A year before I moved to Penang, the couple was based in that Malaysian state. Patricia worked with local officials on a conservation plan for the Georgetown city center, a collection of vernacular architecture unmatched by other Southeast Asian nations making it a candidate for UNESCO’s World Heritage status. In modernizing, hot-to-trot Hong Kong, Shanghai and Singapore leveled most of their shophouses. (The New York Times highlights one Singapore restoration this week.) She inventoried a thousand shophouses. These two- or three-story rowhouses mostly built between the 1890s-1930s with a shared five foot-wide covered arcade were both places of work and home, ensuring 24/7 vibrancy in the tropical port city.

To me, shophouses embodied the equatorial island’s melange of cultures and its exotic mercantile history.

I marveled at the crumbling lime facades and the multilingual signs that reflected the city’s waves of traders, immigrants and British administration. A native majority saw $$ in tearing them down, so openly loving these decrepit structures under threat was my foreigner quirk.
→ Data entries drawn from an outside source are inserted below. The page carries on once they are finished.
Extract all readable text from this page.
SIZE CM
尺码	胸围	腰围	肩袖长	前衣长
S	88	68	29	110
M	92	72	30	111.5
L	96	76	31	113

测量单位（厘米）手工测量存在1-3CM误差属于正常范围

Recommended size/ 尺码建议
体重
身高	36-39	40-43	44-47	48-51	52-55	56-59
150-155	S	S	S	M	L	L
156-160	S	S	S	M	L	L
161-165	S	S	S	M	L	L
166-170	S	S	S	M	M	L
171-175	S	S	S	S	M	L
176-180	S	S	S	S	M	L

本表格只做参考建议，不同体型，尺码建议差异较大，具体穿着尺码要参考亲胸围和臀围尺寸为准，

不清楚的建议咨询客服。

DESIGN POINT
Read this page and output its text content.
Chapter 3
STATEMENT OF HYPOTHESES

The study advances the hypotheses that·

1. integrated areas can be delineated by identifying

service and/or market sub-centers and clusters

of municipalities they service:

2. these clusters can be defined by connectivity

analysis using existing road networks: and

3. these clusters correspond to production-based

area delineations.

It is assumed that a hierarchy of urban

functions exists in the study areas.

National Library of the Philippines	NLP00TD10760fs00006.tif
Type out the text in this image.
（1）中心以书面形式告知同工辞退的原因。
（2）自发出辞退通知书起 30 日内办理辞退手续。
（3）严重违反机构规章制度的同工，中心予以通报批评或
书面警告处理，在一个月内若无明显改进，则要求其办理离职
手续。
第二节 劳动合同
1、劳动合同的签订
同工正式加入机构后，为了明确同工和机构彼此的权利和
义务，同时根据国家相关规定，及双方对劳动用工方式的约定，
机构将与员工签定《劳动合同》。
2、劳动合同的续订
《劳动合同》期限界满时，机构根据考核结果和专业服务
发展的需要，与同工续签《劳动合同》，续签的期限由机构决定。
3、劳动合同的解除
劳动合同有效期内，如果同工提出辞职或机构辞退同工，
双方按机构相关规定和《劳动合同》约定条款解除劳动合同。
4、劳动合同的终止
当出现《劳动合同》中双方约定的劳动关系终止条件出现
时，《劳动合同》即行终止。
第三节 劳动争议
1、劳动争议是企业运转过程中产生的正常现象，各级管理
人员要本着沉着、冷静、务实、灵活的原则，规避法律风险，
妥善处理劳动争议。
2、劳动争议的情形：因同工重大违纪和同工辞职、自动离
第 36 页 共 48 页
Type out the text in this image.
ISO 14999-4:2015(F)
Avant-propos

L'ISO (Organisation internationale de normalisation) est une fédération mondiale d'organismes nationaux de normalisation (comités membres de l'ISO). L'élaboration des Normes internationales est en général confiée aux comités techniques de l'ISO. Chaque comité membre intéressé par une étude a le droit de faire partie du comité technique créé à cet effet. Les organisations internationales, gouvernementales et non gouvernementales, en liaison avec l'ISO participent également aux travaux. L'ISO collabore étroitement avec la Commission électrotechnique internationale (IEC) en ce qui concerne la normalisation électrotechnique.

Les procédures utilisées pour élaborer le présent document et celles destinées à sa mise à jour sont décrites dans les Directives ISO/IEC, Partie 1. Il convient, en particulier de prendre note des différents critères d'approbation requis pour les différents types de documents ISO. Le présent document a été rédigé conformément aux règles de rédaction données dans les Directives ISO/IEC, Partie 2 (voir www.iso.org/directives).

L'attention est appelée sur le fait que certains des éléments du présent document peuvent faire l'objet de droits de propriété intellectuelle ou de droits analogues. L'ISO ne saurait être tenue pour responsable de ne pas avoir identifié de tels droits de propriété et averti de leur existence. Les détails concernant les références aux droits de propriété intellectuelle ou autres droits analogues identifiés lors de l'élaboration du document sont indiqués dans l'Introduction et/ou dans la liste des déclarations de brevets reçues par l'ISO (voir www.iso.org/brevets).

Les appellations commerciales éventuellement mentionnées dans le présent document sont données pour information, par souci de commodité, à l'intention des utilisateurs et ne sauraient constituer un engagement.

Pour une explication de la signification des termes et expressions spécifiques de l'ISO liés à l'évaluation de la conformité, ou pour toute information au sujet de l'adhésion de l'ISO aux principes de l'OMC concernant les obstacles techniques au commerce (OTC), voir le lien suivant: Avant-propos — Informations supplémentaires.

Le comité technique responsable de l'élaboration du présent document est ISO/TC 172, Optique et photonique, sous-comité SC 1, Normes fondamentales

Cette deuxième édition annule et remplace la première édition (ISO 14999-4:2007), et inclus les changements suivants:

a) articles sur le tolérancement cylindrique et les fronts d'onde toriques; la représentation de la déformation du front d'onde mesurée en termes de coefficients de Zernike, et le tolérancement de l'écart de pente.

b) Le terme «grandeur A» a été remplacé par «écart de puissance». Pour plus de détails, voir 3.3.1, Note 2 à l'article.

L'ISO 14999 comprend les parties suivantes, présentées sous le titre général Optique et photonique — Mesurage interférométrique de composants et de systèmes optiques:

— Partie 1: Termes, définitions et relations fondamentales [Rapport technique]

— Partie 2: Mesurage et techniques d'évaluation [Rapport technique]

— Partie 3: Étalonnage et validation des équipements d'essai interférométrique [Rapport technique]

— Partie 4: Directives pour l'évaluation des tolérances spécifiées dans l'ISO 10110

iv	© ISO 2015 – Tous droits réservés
Here’s Patricia on the merging of Chinese, Malay, Indian and European styles in Penang’s shophouses:

From the Chinese came the courtyard plan, the rounded gable ends and the fan-shaped air vents; from the Malay came the carved timber panels and the timber fretwork; from the Indians, urban construction techniques, including a hard-wearing plaster; from the Europeans, French windows and decorative plasterwork.

How does architecture influence your understanding of a place, its people and history?